Die französische und deutsche Orthografie und Interpunktion wurden im Einklang mit den allgemein anerkannten Grundsätzen modernisiert. Textkritische Bemerkungen, auf die in der polnischen Übersetzung allerdings verzichtet wird, und Sachkommentare zu schwer verständlichen Passagen sind präzise formuliert. Um die auf den Blättern der Tagebücher beschriebenen Ereignisse und Personen in ihren Zusammenhängen verstehen und erklären zu können, zog Kosińska Handschriften aus Archiven und Bibliotheken in Dresden, Warschau, Breslau und Kórnik heran und wertete zahlreiche alte Drucke aus.

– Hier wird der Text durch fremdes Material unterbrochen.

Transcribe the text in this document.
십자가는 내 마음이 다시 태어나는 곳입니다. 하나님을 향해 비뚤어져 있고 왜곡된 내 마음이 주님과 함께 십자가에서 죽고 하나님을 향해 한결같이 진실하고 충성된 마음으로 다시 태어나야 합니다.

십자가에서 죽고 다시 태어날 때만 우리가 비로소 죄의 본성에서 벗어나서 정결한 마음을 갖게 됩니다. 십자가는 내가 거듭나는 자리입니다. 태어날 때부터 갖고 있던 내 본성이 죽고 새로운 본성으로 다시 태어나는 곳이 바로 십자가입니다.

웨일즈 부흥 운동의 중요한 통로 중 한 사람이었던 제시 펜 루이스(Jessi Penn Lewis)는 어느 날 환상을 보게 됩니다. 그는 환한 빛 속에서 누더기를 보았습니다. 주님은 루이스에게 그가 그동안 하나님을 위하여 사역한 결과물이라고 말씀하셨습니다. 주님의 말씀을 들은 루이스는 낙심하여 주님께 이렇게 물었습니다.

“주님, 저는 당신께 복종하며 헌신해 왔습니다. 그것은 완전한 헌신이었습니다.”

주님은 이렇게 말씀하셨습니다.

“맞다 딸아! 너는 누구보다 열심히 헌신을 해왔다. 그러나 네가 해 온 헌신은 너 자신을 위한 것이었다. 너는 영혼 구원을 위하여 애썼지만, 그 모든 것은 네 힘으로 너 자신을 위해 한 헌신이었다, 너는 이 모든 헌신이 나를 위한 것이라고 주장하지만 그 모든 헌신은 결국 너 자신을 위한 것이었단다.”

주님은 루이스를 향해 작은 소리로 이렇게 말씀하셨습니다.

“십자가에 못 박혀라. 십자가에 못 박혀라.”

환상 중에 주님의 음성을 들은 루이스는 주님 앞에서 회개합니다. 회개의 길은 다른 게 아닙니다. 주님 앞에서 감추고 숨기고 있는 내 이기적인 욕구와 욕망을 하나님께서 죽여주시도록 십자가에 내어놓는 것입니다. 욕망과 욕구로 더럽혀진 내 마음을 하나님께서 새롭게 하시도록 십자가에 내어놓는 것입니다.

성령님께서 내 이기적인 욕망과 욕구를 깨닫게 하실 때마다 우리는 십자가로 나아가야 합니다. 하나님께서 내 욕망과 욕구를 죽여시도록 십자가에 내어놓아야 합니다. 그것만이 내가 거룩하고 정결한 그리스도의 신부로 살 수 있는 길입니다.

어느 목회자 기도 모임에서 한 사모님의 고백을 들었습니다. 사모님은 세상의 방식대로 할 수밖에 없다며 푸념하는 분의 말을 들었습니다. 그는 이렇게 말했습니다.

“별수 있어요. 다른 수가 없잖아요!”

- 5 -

Das letzte Wort soll dem Verfasser gehören: "Je souhaite que vous ayez [...] de plaisir à lire cet ouvrage" (47).
Anmerkungen:
[1] Theatrum Europaeum, Bd. 15, Franckfurt am Mayn 1707, 295-308; Theatrum ceremoniale historico-politicum, Teil 2, Leipzig 1720, 4-12; Description du cérémonial et des fêtes 1697 à l'élection du roi Auguste II, in: Jean Rousset de Missy (éd.): Le Ceremonial diplomatique des cours de l' Europe, ou collection des actes, mémoires et relations, Bd. 2, Amsterdam 1739, 398-418.
[2] Paul Haake: Die Wahl Augusts des Starken zum König von Polen, in: Historische Vierteljahresschrift 9 (1906), 31-82; ders.: August der Starke, Berlin u. a. 1926.